Request by President Muhammadu Buhari to address a joint session of the National Assembly sparked commotion in the House of Representatives, yesterday.

The president had formally written to the Senate President, Bukola Saraki and Speaker of the House of Representatives, Yakubu Dogara, to inform them of his readiness to present the 2018 budget proposal to a joint session of the National Assembly.

At the Senate, Saraki read the letter at the close of yesterday’s legislative business. According to the letter, Buhari is expected to make the presentation by 2pm next Tuesday.

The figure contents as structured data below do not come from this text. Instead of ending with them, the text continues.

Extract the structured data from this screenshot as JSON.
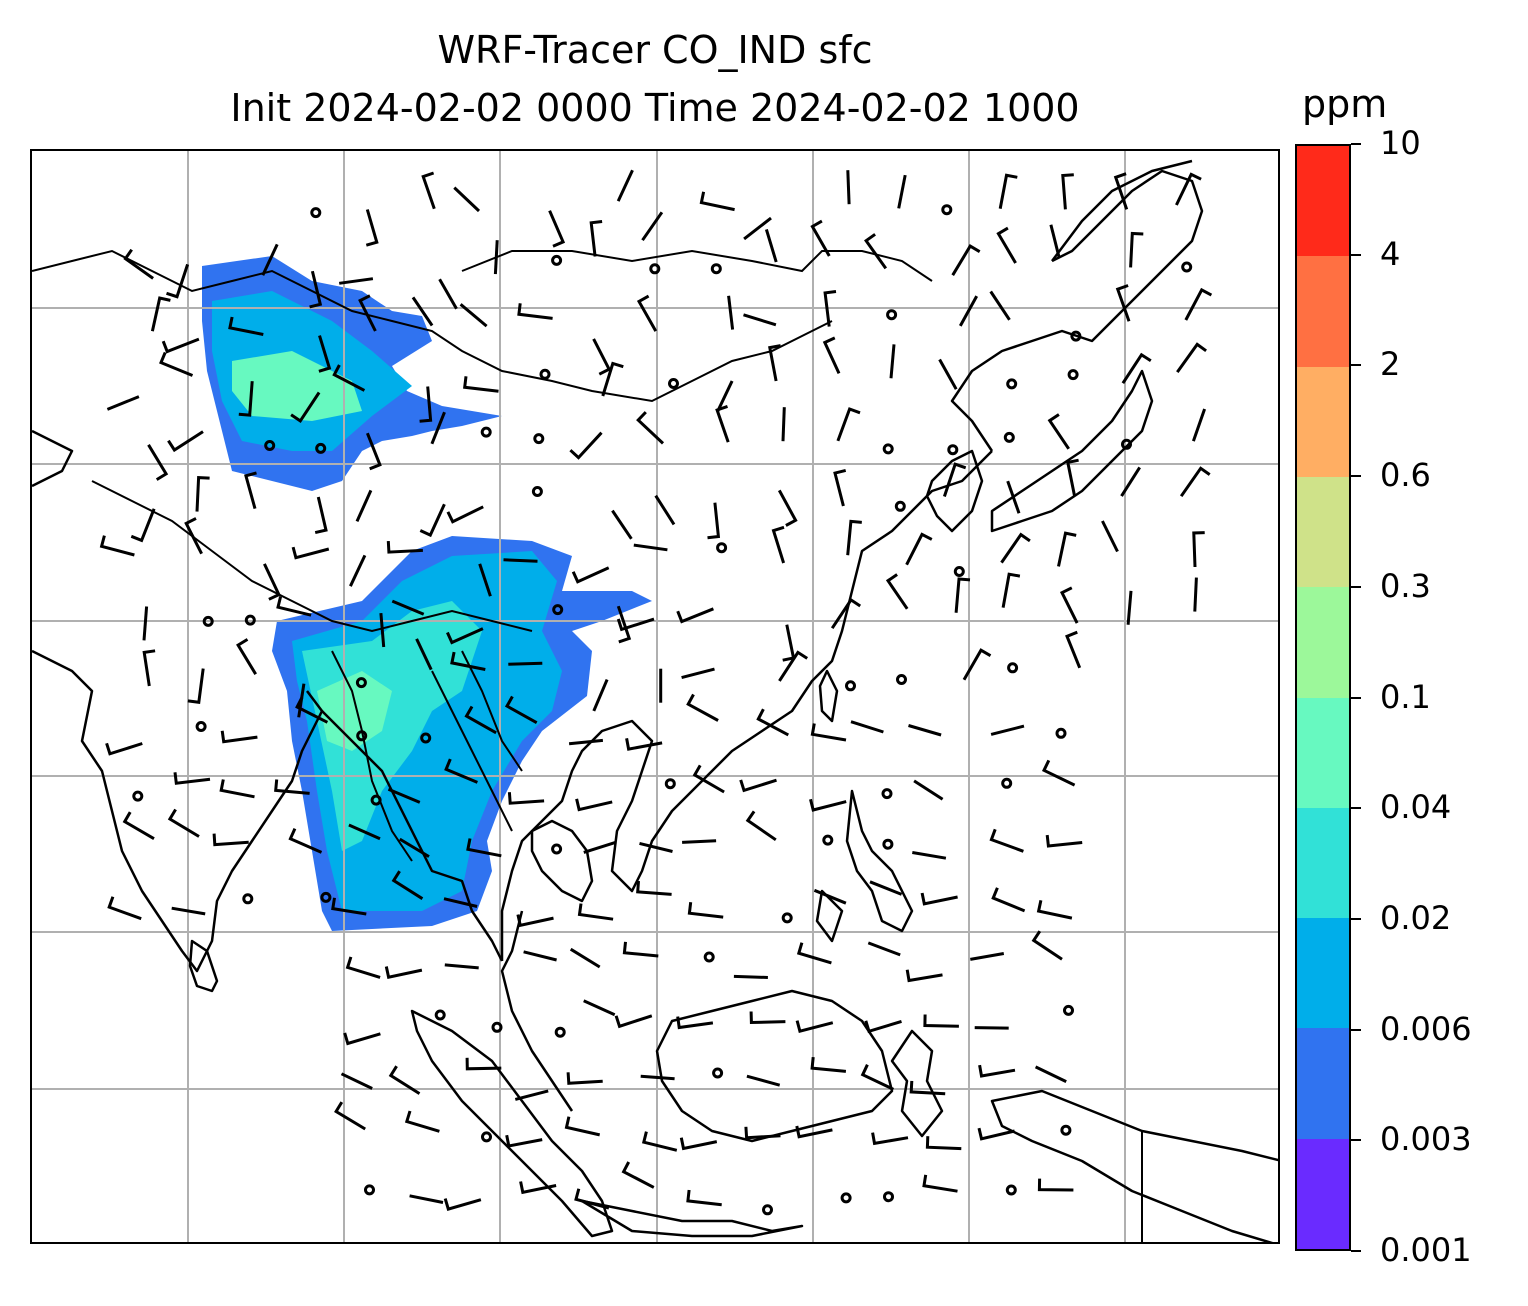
{
  "title": {
    "line1": "WRF-Tracer CO_IND sfc",
    "line2": "Init 2024-02-02 0000 Time 2024-02-02 1000"
  },
  "colorbar": {
    "unit": "ppm",
    "levels": [
      "0.001",
      "0.003",
      "0.006",
      "0.02",
      "0.04",
      "0.1",
      "0.3",
      "0.6",
      "2",
      "4",
      "10"
    ],
    "colors": [
      "#6a2bff",
      "#3073f0",
      "#00aeea",
      "#31e1d7",
      "#67f9c0",
      "#9cf89a",
      "#cfe289",
      "#ffae63",
      "#ff7042",
      "#ff2a1a"
    ]
  },
  "map": {
    "gridlines": true,
    "gridline_color": "#b0b0b0",
    "coastline_color": "#000000",
    "features": [
      "coastlines",
      "country-borders",
      "wind-barbs",
      "calm-wind-circles",
      "tracer-concentration-fill"
    ]
  }
}
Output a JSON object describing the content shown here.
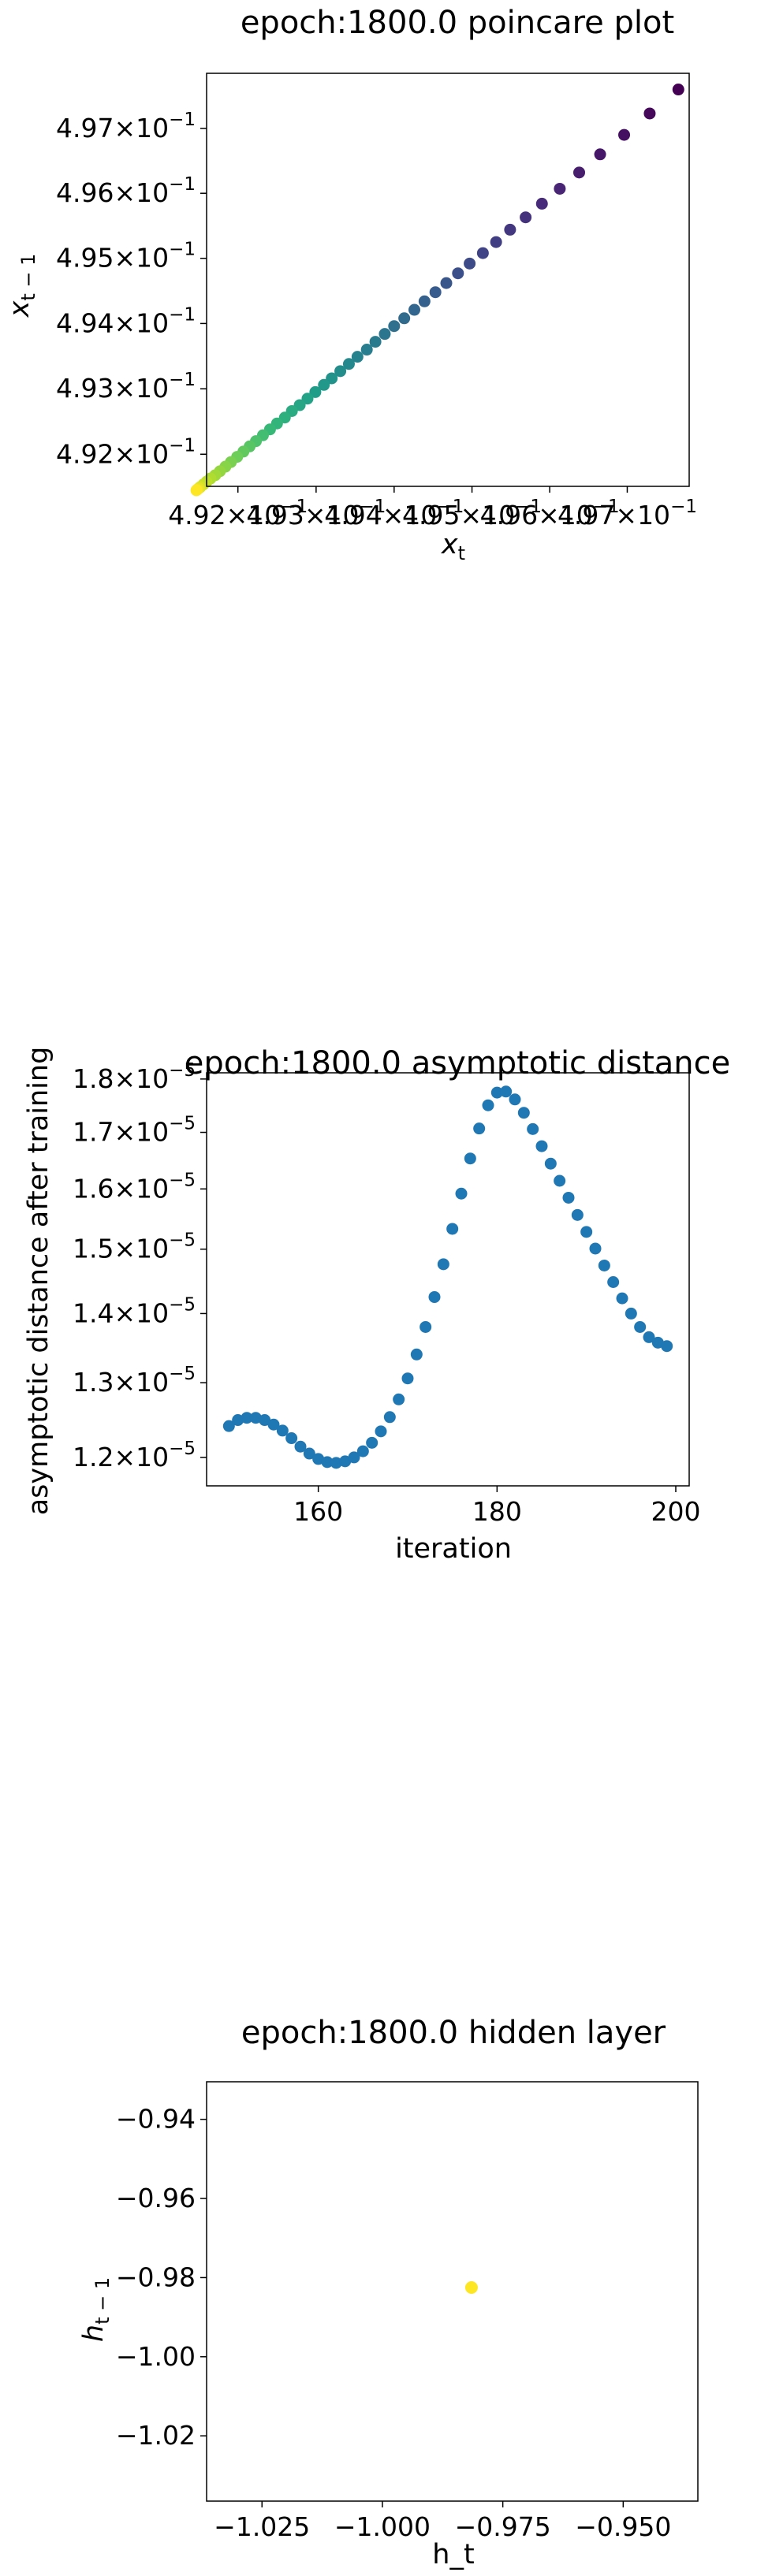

But at the House of Representatives, a mild drama played out as members sharply reacted to the request.

No sooner had Speaker Dogara announced that there was a letter from the president on the 2018 budget than the lawmakers started shouting “no” to show their displeasure with the request for a joint session.

Dogara had stressed, in his intervention,  that  lawmakers cannot stop the president from addressing the joint session of the House and the Senate.

“I wish we have the constitutional right to say no. But unfortunately, we don’t have it…This House is the custodian of the constitution. The president has the right…,”  Dogara said.

Buhari, had, in October, presented the Medium Term Expenditure Framework (MTEF) and the Fiscal Strategy Paper (FSP) to both chambers.

Minister of Budget and National Planning, Udoma Udo Udoma, had said, last July that the 2018 budget would be presented to the National Assembly before the end of October.

According to him then, “the MTEF outlines the Federal Government’s fiscal policies and our macroeconomic projections for the next three years from 2018 to 2020 provides the broad framework for the 2018 budget. We are committed to delivering the 2018 budget to the National Assembly by the beginning of October.”   The Federal Executive Council had approved the proposed budget at its meeting held last Thursday.

Meanwhile, Senate Majority Leader, Ahmad Lawan, said that January-December budget calendar was not cast in stone, adding that what was important was for the budget of any given year to be implemented to the latter.

Lawan, who was in the Presidential Villa with Senator Sola Adeyeye to meet with President Buhari, on what he called “private visit,” said to return to the January-December calendar would depend on the collaboration between the executive and the legislature.

As a fallout of signing of the 2017 budget into law by Vice President Yemi Osinbajo, while acting as the president, the Executive and the Legislature had agreed to return the Federal Government to a January–December budget calendar.